35 Branches (From Vít Soukup’s Photo Archive)

16 August – 13 September 2013

 The Fotograf Gallery prepared an exhibition called, 35 větví (35 Branches) with the sub-title, From Vít Soukup’s Photo Archive for this season. This prematurely deceased artist (1971–2007) gained attention many times in previous years – his most extensive exhibition so far, Všechno co bylo (All There Was), took place this past spring at the Divus Gallery. This comprehensive retrospective of Vít Soukup’s works is still waiting for its moment. One could rank this artist in the category of painter; however, the list of media that he worked with is not, in this case, defining for the comprehension of his art. Rather it is important to note how and what he worked with, in what ways he was able to combine or mythologize what we see.

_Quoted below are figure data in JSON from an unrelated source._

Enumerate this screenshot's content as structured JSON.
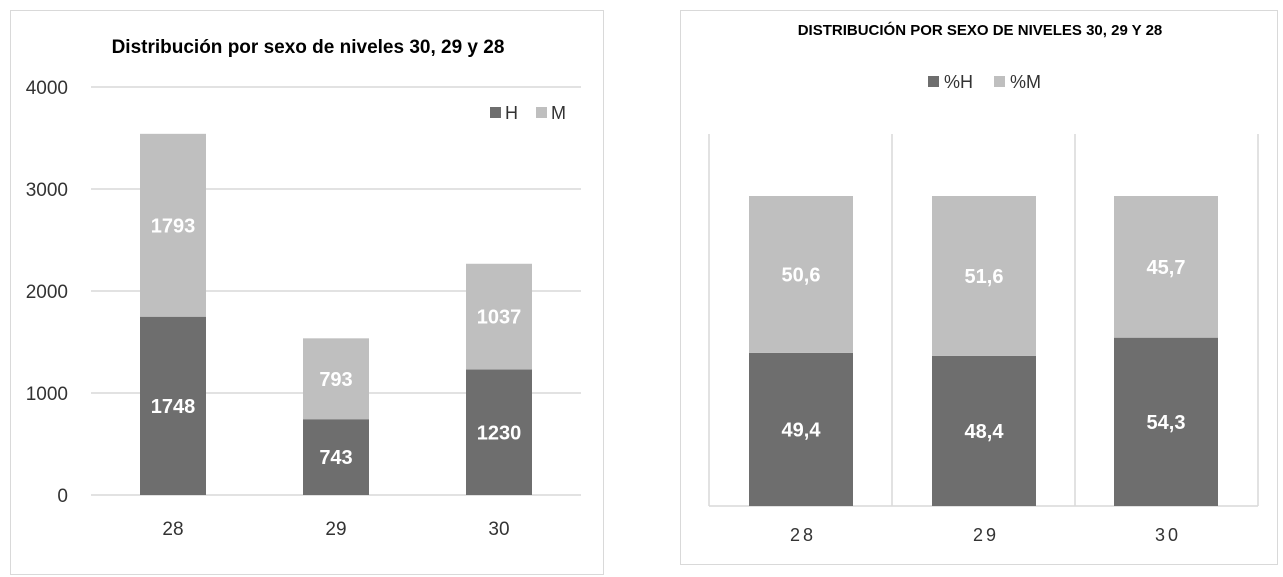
{
  "colors": {
    "H": "#6e6e6e",
    "M": "#bfbfbf",
    "grid": "#d9d9d9",
    "axis": "#d9d9d9"
  },
  "chart_data": [
    {
      "type": "bar",
      "stacked": true,
      "title": "Distribución por sexo de niveles 30, 29 y 28",
      "categories": [
        "28",
        "29",
        "30"
      ],
      "series": [
        {
          "name": "H",
          "values": [
            1748,
            743,
            1230
          ],
          "labels": [
            "1748",
            "743",
            "1230"
          ]
        },
        {
          "name": "M",
          "values": [
            1793,
            793,
            1037
          ],
          "labels": [
            "1793",
            "793",
            "1037"
          ]
        }
      ],
      "yticks": [
        "0",
        "1000",
        "2000",
        "3000",
        "4000"
      ],
      "ylim": [
        0,
        4000
      ],
      "grid": true,
      "legend": "top-right"
    },
    {
      "type": "bar",
      "stacked": true,
      "title": "DISTRIBUCIÓN POR SEXO DE NIVELES 30, 29 Y 28",
      "categories": [
        "28",
        "29",
        "30"
      ],
      "series": [
        {
          "name": "%H",
          "values": [
            49.4,
            48.4,
            54.3
          ],
          "labels": [
            "49,4",
            "48,4",
            "54,3"
          ]
        },
        {
          "name": "%M",
          "values": [
            50.6,
            51.6,
            45.7
          ],
          "labels": [
            "50,6",
            "51,6",
            "45,7"
          ]
        }
      ],
      "ylim": [
        0,
        100
      ],
      "grid": false,
      "legend": "top"
    }
  ]
}
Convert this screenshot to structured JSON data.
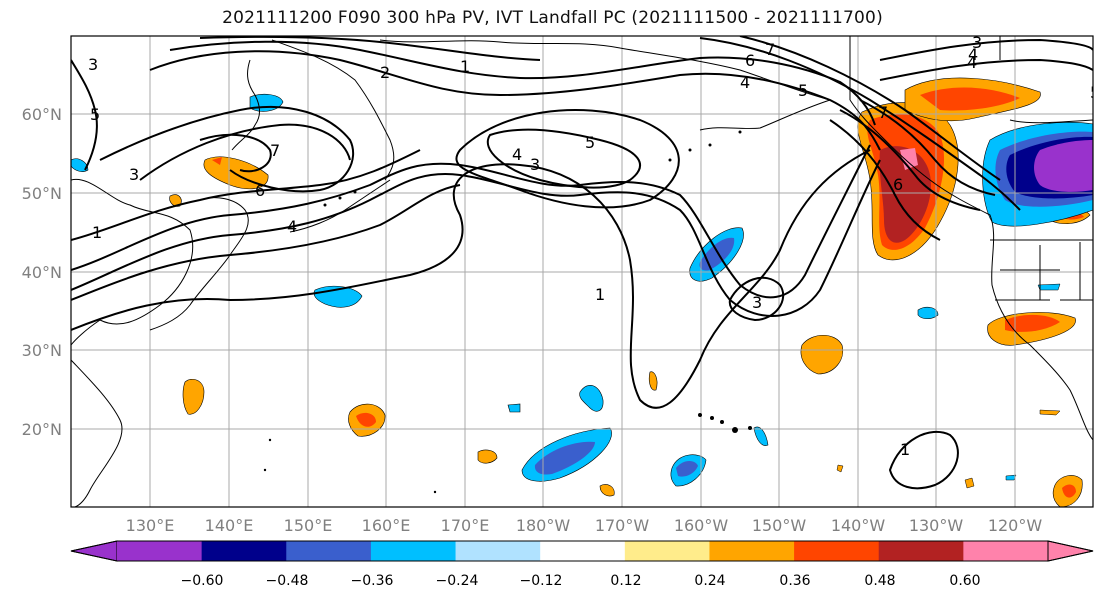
{
  "title": "2021111200 F090 300 hPa PV, IVT Landfall PC (2021111500 - 2021111700)",
  "map": {
    "lat_labels": [
      "60°N",
      "50°N",
      "40°N",
      "30°N",
      "20°N"
    ],
    "lon_labels": [
      "130°E",
      "140°E",
      "150°E",
      "160°E",
      "170°E",
      "180°W",
      "170°W",
      "160°W",
      "150°W",
      "140°W",
      "130°W",
      "120°W"
    ],
    "contour_labels": [
      "1",
      "2",
      "3",
      "4",
      "5",
      "6",
      "7",
      "5",
      "4",
      "1",
      "1",
      "3",
      "6",
      "5",
      "4",
      "3",
      "7",
      "6",
      "4",
      "5",
      "1",
      "7",
      "3",
      "4",
      "3"
    ]
  },
  "colorbar": {
    "colors": [
      "#9932cc",
      "#00008b",
      "#3a5fcd",
      "#00bfff",
      "#b0e2ff",
      "#ffffff",
      "#ffec8b",
      "#ffa500",
      "#ff4500",
      "#b22222",
      "#ff82ab",
      "#ff82ab"
    ],
    "tick_labels": [
      "−0.60",
      "−0.48",
      "−0.36",
      "−0.24",
      "−0.12",
      "0.12",
      "0.24",
      "0.36",
      "0.48",
      "0.60"
    ]
  }
}
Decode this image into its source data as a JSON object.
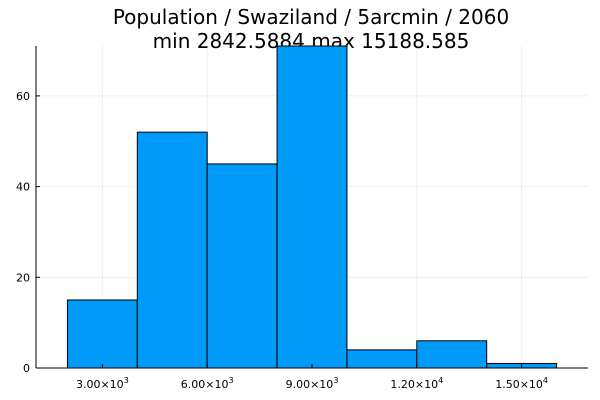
{
  "chart_data": {
    "type": "bar",
    "title_line1": "Population / Swaziland / 5arcmin / 2060",
    "title_line2": "min 2842.5884  max 15188.585",
    "xlabel": "",
    "ylabel": "",
    "bins": [
      {
        "x0": 2000,
        "x1": 4000,
        "count": 15
      },
      {
        "x0": 4000,
        "x1": 6000,
        "count": 52
      },
      {
        "x0": 6000,
        "x1": 8000,
        "count": 45
      },
      {
        "x0": 8000,
        "x1": 10000,
        "count": 71
      },
      {
        "x0": 10000,
        "x1": 12000,
        "count": 4
      },
      {
        "x0": 12000,
        "x1": 14000,
        "count": 6
      },
      {
        "x0": 14000,
        "x1": 16000,
        "count": 1
      }
    ],
    "xlim": [
      1100,
      16900
    ],
    "ylim": [
      0,
      71
    ],
    "xticks": [
      {
        "value": 3000,
        "mantissa": "3.00×10",
        "exp": "3"
      },
      {
        "value": 6000,
        "mantissa": "6.00×10",
        "exp": "3"
      },
      {
        "value": 9000,
        "mantissa": "9.00×10",
        "exp": "3"
      },
      {
        "value": 12000,
        "mantissa": "1.20×10",
        "exp": "4"
      },
      {
        "value": 15000,
        "mantissa": "1.50×10",
        "exp": "4"
      }
    ],
    "yticks": [
      0,
      20,
      40,
      60
    ],
    "grid": true,
    "legend": "none",
    "color": "#009af9"
  }
}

The exhibition at the Fotograf Gallery was “the first attempt at presenting a specific fraction of the material” from the archive that was found by publisher Ivan Mečl at the artist’s summer residence. Indeed it’s a fraction of work through which one can follow the traces of merging banality with nobility; two important yet paradoxically combinable opposing forces for the artist. Curator, Jiří Ptáček, chose 35 photo-clippings for the Prague gallery. They come from newspapers dating back to the early 1990s. These clippings became (or were meant to become) templates for Vít Soukup’s paintings. According to Jiří Ptáček this exhibition shows the artist’s “extraordinary ability to cut through the mess of mass media.” It also became “an excursion into the photojournalism of the first half of the 1990s.” The presentation of this testimony to the everyday reality of that era was singularly expressed – indeed 35 branches do lean against the gallery’s white walls; photographs from newspapers are held up on them by thumb-tacks with coloured heads. The banality, the transience of the past, was exhibited in a somewhat grotesque way for a gallery environment. However, despite this, it has a sensitive, emphatic nobility and message that this archived inheritance brings forward to the present day.